Bauermeister’s transcendent presence and attitude were mirrors into an era in which art embraced a variety of anarchic impulses to counter hostile and mechanical trends that were enclosing it. And yet her endearing composure belied the recalcitrant and merciless aesthetics of her art and the artworks of her contemporaries. Looking in, we were able to glimpse a fascinating view of the 20th century avant-garde as it happened. She represents a modern-day futurist, a time-traveler who beheld vistas deep into our own future and carried them with her throughout her life, all the while expressing them in her work. Such is her sensibility as it is communicated by the thrust of the boundary-defying art she is implicated in and responsible for creating. A striking visual genius coupled with an intricate and industrious attention to detail pervades her graphic work; universes unto themselves, dense with meaning, directionality, cosmic messages, and magically ambiguous.

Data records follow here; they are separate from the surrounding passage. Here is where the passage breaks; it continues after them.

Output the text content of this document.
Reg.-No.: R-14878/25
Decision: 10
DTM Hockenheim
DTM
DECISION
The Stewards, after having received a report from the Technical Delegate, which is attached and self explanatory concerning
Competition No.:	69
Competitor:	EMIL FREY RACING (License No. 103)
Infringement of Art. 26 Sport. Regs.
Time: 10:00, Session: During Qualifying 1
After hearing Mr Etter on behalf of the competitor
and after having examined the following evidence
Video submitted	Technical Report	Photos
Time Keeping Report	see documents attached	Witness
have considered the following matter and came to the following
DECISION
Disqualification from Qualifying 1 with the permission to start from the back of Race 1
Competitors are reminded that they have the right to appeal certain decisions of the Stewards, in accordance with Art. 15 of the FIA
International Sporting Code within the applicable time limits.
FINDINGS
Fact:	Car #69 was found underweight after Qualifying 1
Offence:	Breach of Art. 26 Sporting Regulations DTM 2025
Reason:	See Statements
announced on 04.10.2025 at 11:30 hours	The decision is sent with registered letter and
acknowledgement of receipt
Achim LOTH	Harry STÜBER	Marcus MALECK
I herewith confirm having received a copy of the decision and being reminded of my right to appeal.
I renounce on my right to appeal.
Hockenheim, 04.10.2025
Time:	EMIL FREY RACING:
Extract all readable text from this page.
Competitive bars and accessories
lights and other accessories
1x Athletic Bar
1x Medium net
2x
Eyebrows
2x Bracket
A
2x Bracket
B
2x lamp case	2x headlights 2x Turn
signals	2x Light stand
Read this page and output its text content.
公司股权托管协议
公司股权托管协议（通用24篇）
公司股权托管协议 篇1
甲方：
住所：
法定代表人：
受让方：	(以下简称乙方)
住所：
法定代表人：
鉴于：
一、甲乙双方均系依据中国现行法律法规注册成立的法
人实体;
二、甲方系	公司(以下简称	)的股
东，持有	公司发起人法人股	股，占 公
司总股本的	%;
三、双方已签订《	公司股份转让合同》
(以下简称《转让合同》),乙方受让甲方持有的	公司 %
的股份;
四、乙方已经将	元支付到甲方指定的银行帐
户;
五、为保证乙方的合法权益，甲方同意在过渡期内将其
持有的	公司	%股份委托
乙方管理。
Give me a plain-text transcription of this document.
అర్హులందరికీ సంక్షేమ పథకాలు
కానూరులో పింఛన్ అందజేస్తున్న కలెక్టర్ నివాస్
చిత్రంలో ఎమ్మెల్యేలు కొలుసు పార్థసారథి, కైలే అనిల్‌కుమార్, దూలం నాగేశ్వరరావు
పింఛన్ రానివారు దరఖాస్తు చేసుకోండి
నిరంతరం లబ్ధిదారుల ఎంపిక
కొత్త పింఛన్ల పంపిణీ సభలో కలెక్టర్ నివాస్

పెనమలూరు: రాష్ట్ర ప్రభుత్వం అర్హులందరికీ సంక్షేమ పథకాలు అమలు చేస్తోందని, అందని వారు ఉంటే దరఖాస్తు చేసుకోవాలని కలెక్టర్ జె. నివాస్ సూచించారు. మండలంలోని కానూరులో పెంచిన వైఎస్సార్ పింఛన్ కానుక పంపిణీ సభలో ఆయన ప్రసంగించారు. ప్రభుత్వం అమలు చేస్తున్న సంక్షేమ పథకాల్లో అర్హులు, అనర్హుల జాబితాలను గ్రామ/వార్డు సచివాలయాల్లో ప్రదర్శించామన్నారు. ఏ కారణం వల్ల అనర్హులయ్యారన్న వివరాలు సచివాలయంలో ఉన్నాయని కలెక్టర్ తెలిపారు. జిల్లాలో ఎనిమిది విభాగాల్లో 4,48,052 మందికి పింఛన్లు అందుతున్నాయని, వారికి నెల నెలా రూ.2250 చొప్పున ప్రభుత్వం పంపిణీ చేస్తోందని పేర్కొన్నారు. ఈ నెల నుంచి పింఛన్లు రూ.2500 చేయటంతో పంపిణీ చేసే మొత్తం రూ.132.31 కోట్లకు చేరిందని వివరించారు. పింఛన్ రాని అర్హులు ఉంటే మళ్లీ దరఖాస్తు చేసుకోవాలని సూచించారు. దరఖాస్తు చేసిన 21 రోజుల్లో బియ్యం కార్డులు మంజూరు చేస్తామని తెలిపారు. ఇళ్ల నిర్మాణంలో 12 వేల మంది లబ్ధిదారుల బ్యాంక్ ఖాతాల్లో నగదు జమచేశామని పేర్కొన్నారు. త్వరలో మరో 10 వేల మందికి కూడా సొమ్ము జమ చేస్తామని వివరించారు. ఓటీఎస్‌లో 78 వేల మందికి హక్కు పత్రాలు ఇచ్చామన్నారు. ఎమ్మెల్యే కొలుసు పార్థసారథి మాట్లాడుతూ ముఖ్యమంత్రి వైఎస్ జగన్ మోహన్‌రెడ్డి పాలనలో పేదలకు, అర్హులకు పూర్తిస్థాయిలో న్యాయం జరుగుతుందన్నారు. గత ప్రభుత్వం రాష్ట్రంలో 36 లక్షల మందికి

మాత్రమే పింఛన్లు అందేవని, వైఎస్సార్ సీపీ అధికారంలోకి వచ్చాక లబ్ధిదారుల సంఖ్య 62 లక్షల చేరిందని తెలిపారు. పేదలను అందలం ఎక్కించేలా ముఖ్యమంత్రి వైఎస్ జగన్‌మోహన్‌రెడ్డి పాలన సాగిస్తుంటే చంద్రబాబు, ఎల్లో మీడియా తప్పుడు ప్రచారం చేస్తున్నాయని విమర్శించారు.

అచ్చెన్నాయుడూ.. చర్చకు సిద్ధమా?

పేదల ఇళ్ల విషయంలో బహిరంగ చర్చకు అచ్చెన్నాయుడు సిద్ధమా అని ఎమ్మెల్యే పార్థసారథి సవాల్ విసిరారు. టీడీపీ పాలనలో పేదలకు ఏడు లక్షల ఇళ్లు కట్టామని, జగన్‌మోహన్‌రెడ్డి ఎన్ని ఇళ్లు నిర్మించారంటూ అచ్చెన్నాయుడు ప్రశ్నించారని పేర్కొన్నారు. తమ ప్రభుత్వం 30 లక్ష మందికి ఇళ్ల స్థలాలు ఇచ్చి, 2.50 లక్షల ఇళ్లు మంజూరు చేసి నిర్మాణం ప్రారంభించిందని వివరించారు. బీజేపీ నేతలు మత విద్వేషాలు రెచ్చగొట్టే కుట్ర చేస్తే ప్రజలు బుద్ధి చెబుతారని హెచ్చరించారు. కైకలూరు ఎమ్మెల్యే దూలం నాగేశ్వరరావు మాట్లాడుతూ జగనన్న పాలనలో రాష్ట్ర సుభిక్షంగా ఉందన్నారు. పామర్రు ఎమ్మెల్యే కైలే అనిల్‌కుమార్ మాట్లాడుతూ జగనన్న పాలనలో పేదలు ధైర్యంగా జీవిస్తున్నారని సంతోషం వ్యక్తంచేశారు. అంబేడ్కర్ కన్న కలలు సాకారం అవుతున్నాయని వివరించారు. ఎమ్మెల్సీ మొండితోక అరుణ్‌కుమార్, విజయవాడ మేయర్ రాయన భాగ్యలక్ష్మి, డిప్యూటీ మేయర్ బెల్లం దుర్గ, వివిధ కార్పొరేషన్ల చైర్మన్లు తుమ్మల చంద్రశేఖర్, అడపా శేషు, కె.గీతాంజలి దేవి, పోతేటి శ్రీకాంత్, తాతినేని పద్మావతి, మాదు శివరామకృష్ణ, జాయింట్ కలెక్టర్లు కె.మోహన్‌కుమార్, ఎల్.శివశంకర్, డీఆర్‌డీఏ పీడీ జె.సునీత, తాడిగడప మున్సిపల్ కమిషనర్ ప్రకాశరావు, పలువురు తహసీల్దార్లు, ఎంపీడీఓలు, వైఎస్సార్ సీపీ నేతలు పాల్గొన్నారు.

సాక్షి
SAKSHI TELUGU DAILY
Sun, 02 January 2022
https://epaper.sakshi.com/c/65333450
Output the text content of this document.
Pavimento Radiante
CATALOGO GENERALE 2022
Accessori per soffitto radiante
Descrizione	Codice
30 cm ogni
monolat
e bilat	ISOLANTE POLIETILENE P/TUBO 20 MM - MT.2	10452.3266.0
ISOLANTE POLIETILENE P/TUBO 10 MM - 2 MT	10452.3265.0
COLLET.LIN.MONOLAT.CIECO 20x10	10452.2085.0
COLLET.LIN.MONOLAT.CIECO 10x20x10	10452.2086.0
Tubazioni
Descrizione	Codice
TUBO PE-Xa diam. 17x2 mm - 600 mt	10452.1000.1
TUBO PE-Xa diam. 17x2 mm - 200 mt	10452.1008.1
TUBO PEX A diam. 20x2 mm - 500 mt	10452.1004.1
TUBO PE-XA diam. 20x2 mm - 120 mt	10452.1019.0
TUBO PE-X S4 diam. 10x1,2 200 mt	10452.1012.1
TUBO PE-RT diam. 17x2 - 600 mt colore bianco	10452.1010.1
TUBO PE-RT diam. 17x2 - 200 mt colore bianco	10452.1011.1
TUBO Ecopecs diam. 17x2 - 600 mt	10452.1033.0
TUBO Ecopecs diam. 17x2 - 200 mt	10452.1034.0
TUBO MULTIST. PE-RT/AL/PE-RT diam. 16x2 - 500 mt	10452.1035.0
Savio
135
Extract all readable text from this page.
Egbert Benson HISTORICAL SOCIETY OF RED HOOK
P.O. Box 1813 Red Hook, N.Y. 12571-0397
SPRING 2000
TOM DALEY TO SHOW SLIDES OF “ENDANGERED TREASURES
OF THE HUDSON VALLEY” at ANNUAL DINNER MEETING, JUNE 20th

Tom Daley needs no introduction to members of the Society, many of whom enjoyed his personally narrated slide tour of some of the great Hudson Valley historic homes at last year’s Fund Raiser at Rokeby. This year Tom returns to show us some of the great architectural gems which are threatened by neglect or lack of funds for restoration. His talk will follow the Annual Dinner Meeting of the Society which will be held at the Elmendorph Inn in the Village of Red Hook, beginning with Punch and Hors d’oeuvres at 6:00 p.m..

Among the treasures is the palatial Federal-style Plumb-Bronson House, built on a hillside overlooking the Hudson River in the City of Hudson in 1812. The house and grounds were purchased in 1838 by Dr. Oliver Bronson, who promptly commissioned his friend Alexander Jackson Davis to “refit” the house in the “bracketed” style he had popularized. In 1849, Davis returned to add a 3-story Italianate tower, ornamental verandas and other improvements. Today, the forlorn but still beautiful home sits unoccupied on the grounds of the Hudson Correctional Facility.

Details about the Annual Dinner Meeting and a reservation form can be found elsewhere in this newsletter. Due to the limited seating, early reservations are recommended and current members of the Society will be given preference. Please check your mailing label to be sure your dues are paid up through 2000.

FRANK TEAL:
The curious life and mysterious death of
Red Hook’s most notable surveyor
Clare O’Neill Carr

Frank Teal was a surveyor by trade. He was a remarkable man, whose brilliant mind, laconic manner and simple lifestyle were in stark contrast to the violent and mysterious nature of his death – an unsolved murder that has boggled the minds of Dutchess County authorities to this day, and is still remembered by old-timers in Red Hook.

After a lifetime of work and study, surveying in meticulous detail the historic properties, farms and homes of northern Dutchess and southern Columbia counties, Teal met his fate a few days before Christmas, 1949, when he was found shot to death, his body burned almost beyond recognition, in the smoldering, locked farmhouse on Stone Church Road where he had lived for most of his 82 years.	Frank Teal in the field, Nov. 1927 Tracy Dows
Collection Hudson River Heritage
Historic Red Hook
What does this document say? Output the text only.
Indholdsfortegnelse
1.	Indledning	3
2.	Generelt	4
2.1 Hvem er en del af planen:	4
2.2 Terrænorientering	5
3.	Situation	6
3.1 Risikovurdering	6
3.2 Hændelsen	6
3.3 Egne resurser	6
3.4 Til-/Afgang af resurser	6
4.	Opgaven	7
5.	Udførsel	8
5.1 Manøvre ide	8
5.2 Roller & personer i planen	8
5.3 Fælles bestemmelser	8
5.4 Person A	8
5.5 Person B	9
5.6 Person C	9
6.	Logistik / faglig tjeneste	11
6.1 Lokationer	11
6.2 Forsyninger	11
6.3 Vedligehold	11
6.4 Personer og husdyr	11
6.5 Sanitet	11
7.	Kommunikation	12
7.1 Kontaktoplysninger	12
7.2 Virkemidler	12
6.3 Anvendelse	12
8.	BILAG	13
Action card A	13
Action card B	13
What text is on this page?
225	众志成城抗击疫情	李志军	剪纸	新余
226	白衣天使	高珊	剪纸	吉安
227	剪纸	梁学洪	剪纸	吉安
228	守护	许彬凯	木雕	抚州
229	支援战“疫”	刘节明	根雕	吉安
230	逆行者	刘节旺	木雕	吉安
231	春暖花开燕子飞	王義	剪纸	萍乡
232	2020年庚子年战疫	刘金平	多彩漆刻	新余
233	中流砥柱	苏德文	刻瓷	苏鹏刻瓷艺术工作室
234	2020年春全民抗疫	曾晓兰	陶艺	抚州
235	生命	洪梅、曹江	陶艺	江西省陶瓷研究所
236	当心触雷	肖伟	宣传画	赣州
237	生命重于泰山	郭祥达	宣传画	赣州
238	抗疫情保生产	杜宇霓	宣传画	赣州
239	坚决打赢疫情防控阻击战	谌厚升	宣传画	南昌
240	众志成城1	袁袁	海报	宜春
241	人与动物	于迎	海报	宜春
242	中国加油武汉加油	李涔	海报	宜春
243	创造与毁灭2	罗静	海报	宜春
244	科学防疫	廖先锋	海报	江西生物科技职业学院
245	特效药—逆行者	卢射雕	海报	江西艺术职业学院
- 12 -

One piece of interest on display was a letter she wrote to Barack Obama during his first month as president, in which she described ‘morphogenic fields of protection’ and optimism in his presidency. Purportedly, it found its way into the hands of Michelle Obama, who has made the effort to contact various art institutions and universities, indicating that we may see a resurgence of interest in the incredible work she has produced. When Bauermeister described her first experience of anarchy, it struck me as significant: as a young girl, occupying American soldiers allowed her back into her former home, where she was delighted and thrilled to find all of the polished furniture scuffed-up and horribly scratched, with all of the oil-painted heads hanging on the walls riddled with bullet-holes. Such memories, it would seem, indeed set the trajectory of her electrifying life.